Dragon Age Wiki
Advertisement


Testo del Codice

Raramente questa leggenda viene raccontata per intero: spesso l'episodio della Rosa Bianca e le storie individuali delle tre sorelle vanno a formare racconti a sé stanti. In uno di questi rari casi, tuttavia, la leggenda diventò un'opera teatrale che criticava aspramente le riforme messe in atto dalla Divina Justinia. L'opera, rappresentata al Gran Teatro Reale, fu messa al bando già alla terza replica.
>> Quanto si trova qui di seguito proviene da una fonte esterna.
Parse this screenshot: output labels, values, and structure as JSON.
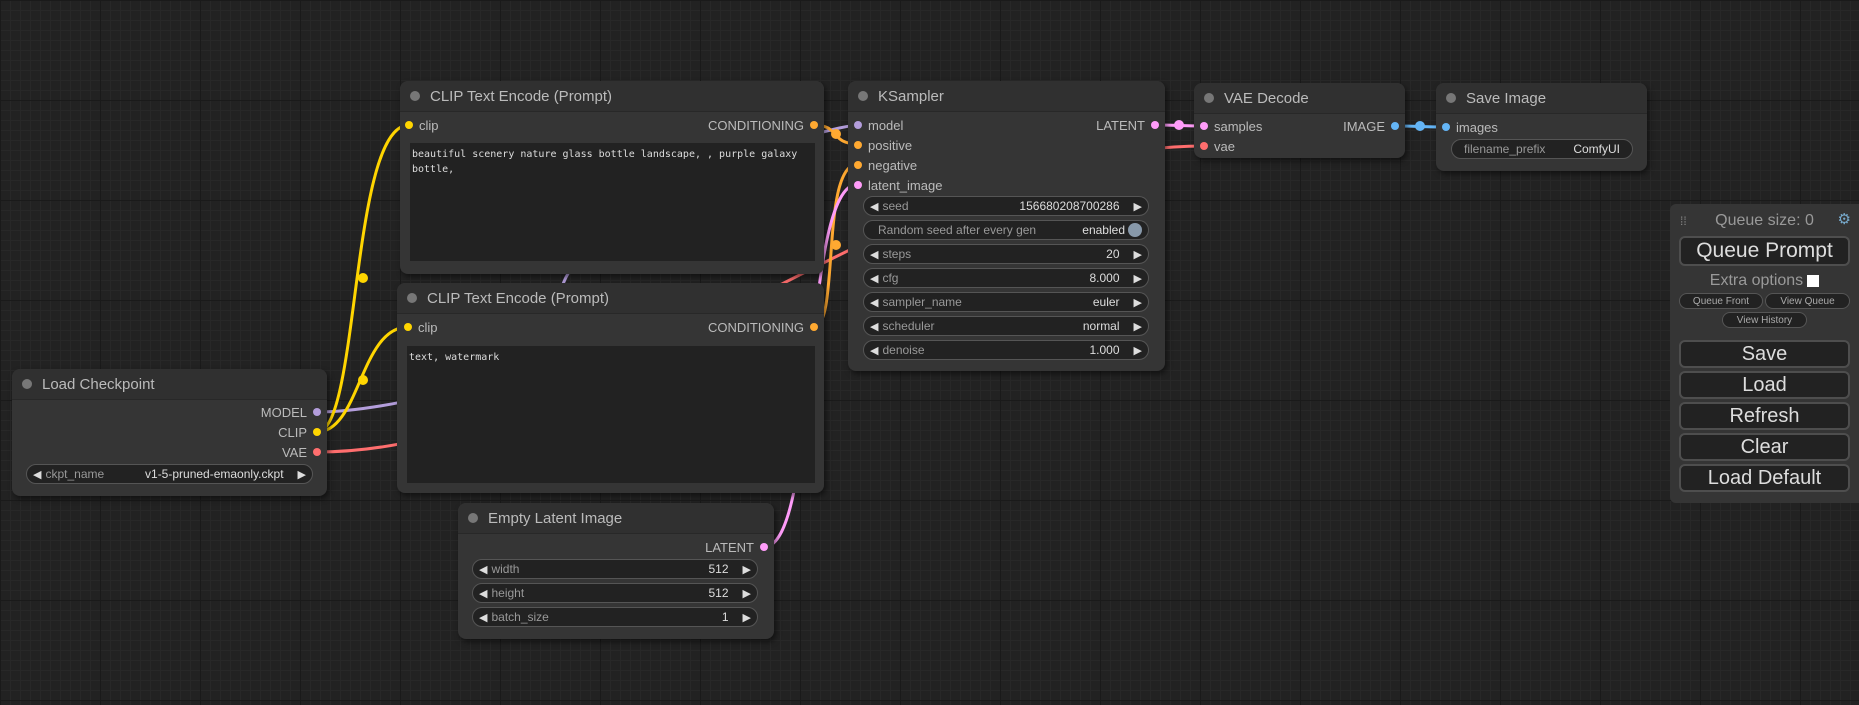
{
  "colors": {
    "model": "#b39ddb",
    "clip": "#ffd500",
    "vae": "#ff6e6e",
    "conditioning": "#ffa931",
    "latent": "#ff9cf9",
    "image": "#64b5f6"
  },
  "load_checkpoint": {
    "title": "Load Checkpoint",
    "outputs": [
      "MODEL",
      "CLIP",
      "VAE"
    ],
    "ckpt_label": "ckpt_name",
    "ckpt_value": "v1-5-pruned-emaonly.ckpt"
  },
  "clip_pos": {
    "title": "CLIP Text Encode (Prompt)",
    "input": "clip",
    "output": "CONDITIONING",
    "text": "beautiful scenery nature glass bottle landscape, , purple galaxy bottle,"
  },
  "clip_neg": {
    "title": "CLIP Text Encode (Prompt)",
    "input": "clip",
    "output": "CONDITIONING",
    "text": "text, watermark"
  },
  "empty_latent": {
    "title": "Empty Latent Image",
    "output": "LATENT",
    "widgets": [
      {
        "label": "width",
        "value": "512"
      },
      {
        "label": "height",
        "value": "512"
      },
      {
        "label": "batch_size",
        "value": "1"
      }
    ]
  },
  "ksampler": {
    "title": "KSampler",
    "inputs": [
      "model",
      "positive",
      "negative",
      "latent_image"
    ],
    "output": "LATENT",
    "seed": {
      "label": "seed",
      "value": "156680208700286"
    },
    "random_seed": {
      "label": "Random seed after every gen",
      "value": "enabled"
    },
    "widgets": [
      {
        "label": "steps",
        "value": "20"
      },
      {
        "label": "cfg",
        "value": "8.000"
      },
      {
        "label": "sampler_name",
        "value": "euler"
      },
      {
        "label": "scheduler",
        "value": "normal"
      },
      {
        "label": "denoise",
        "value": "1.000"
      }
    ]
  },
  "vae_decode": {
    "title": "VAE Decode",
    "inputs": [
      "samples",
      "vae"
    ],
    "output": "IMAGE"
  },
  "save_image": {
    "title": "Save Image",
    "input": "images",
    "prefix_label": "filename_prefix",
    "prefix_value": "ComfyUI"
  },
  "panel": {
    "queue_size": "Queue size: 0",
    "queue_prompt": "Queue Prompt",
    "extra_options": "Extra options",
    "queue_front": "Queue Front",
    "view_queue": "View Queue",
    "view_history": "View History",
    "save": "Save",
    "load": "Load",
    "refresh": "Refresh",
    "clear": "Clear",
    "load_default": "Load Default"
  }
}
Successivamente, un volume intitolato I tre fratelli e pubblicato a Minrathous raccontava le peripezie di tre fratelli del Tevinter che si perdevano a Val Royeaux e qui ridicolizzavano la cultura orlesiana. Nel Tevinter si difendeva l'originalità del libro, ma l'ispirazione alla leggenda delle tre sorelle è quanto mai evidente.
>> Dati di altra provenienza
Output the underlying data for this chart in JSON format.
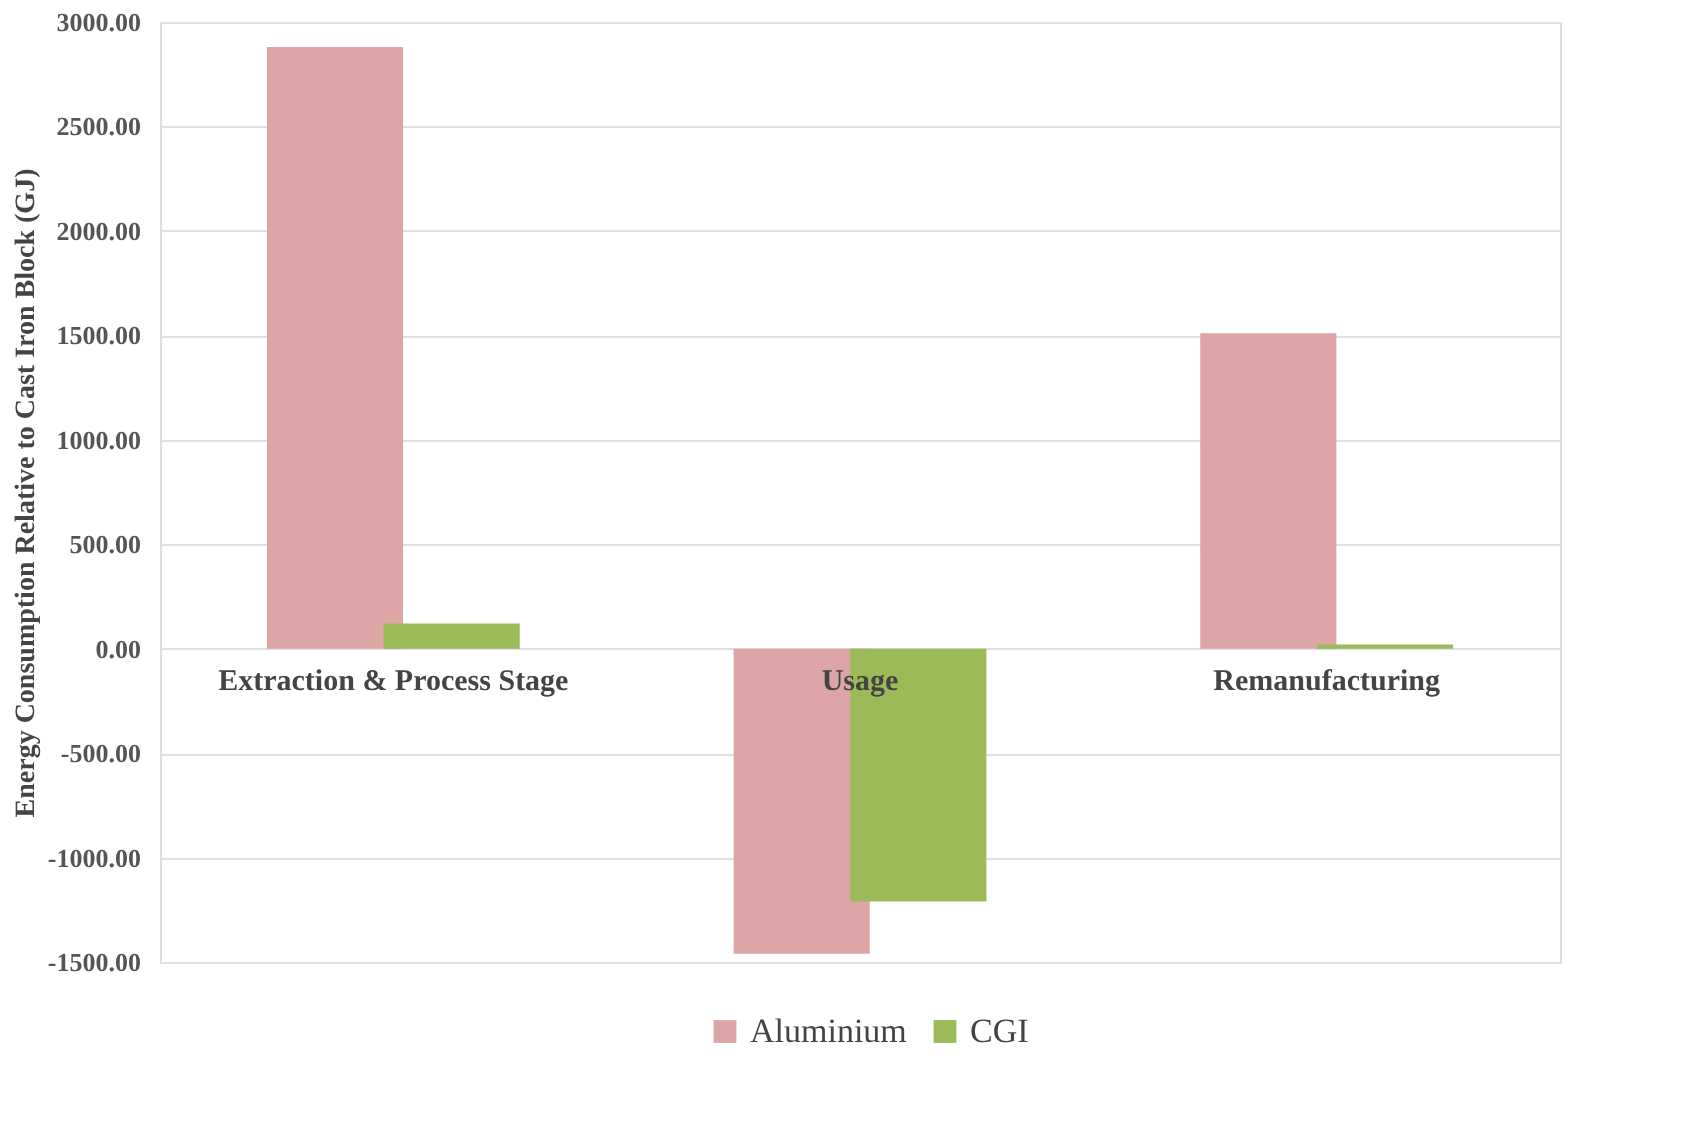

Nelle infinite incarnazioni della leggenda, queste sono le avventure più frequenti:

- Le sorelle vengono convinte a sorseggiare birra nanica da un bel nobile dalle intenzioni poco rassicuranti. La loro reazione alla birra è variabile, ma di solito le tre sorelle finiscono per inseguire il nobile tra le vie della Belle Marche finché l'uomo non si getta nel fiume e annega.
- Le sorelle chiedono aiuto a un gruppo di nani mercanti, che si offrono di assisterle solo se prima risolveranno un indovinello. Anche qui, l'indovinello varia in modo considerevole, ma il finale non cambia: le sorelle vengono ingannate e riescono a fuggire appena prima di essere vendute come schiave. In alcune versioni, le sorelle prendono a randellate il capo dei mercanti mentre gli altri nani si danno alla fuga.
- Le sorelle si ritrovano alla parata annuale del Satinalia, di solito al culmine della storia, proprio quando l'esercito imperiale interviene per calmare la folla festante. Qui si innesca una serie di eventi che costringe le sorelle a intrufolarsi a bordo di una nave pirata o a rifugiarsi nei canali di scolo dell'enclave elfica. Questa parte della storia sembra cambiare a ogni era.
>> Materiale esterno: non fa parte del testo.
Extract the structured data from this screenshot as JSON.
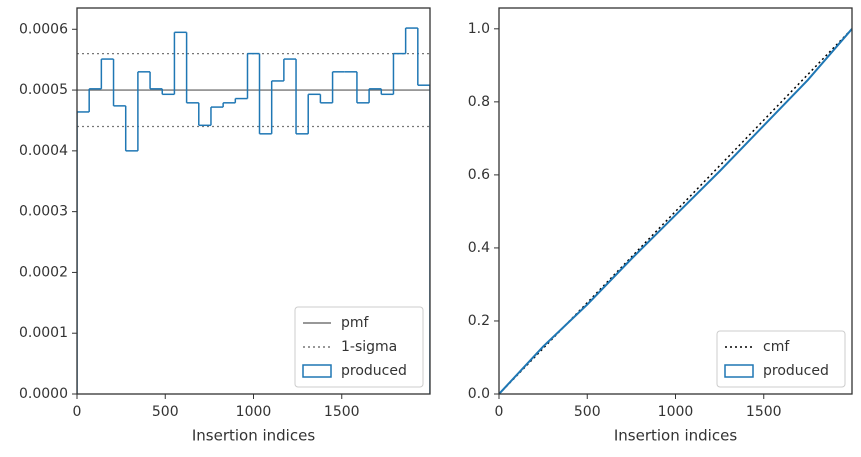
{
  "chart_data": [
    {
      "type": "step-histogram",
      "xlabel": "Insertion indices",
      "bins": [
        0,
        69,
        138,
        207,
        276,
        345,
        414,
        483,
        552,
        621,
        690,
        759,
        828,
        897,
        966,
        1034,
        1103,
        1172,
        1241,
        1310,
        1379,
        1448,
        1517,
        1586,
        1655,
        1724,
        1793,
        1862,
        1931,
        2000
      ],
      "series": [
        {
          "name": "produced",
          "color": "#1f77b4",
          "values": [
            0.000464,
            0.000502,
            0.000551,
            0.000474,
            0.0004,
            0.00053,
            0.000502,
            0.000493,
            0.000595,
            0.000479,
            0.000442,
            0.000472,
            0.000479,
            0.000486,
            0.00056,
            0.000428,
            0.000515,
            0.000551,
            0.000428,
            0.000493,
            0.000479,
            0.00053,
            0.00053,
            0.000479,
            0.000502,
            0.000493,
            0.00056,
            0.000602,
            0.000508
          ]
        }
      ],
      "lines": [
        {
          "name": "pmf",
          "color": "#777777",
          "style": "solid",
          "values": [
            0.0005
          ]
        },
        {
          "name": "1-sigma",
          "color": "#777777",
          "style": "dotted",
          "values": [
            0.00056,
            0.00044
          ]
        }
      ],
      "xlim": [
        0,
        2000
      ],
      "xticks": [
        0,
        500,
        1000,
        1500
      ],
      "ylim": [
        0,
        0.000635
      ],
      "yticks": [
        {
          "value": 0,
          "label": "0.0000"
        },
        {
          "value": 0.0001,
          "label": "0.0001"
        },
        {
          "value": 0.0002,
          "label": "0.0002"
        },
        {
          "value": 0.0003,
          "label": "0.0003"
        },
        {
          "value": 0.0004,
          "label": "0.0004"
        },
        {
          "value": 0.0005,
          "label": "0.0005"
        },
        {
          "value": 0.0006,
          "label": "0.0006"
        }
      ],
      "legend": "lower right"
    },
    {
      "type": "line",
      "xlabel": "Insertion indices",
      "series": [
        {
          "name": "cmf",
          "color": "#000000",
          "style": "dotted",
          "x": [
            0,
            2000
          ],
          "values": [
            0,
            1
          ]
        },
        {
          "name": "produced",
          "color": "#1f77b4",
          "style": "step",
          "x": [
            0,
            250,
            500,
            750,
            1000,
            1250,
            1500,
            1750,
            2000
          ],
          "values": [
            0,
            0.13,
            0.245,
            0.37,
            0.49,
            0.61,
            0.735,
            0.86,
            1.0
          ]
        }
      ],
      "xlim": [
        0,
        2000
      ],
      "xticks": [
        0,
        500,
        1000,
        1500
      ],
      "ylim": [
        0,
        1.057
      ],
      "yticks": [
        {
          "value": 0,
          "label": "0.0"
        },
        {
          "value": 0.2,
          "label": "0.2"
        },
        {
          "value": 0.4,
          "label": "0.4"
        },
        {
          "value": 0.6,
          "label": "0.6"
        },
        {
          "value": 0.8,
          "label": "0.8"
        },
        {
          "value": 1.0,
          "label": "1.0"
        }
      ],
      "legend": "lower right"
    }
  ]
}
Appena La Bête, la loro dama di compagnia, riesce ad acciuffarle, le trascina per i capelli fino al palazzo dei Montbelliard e qui le sorelle tornano alle loro vite tranquille e dignitose. Non sempre, però. In una delle versioni più recenti, la cui origine sinceramente mi è ignota, le tre sorelle restano a Val Royeaux e combattono il crimine indossando delle maschere nere.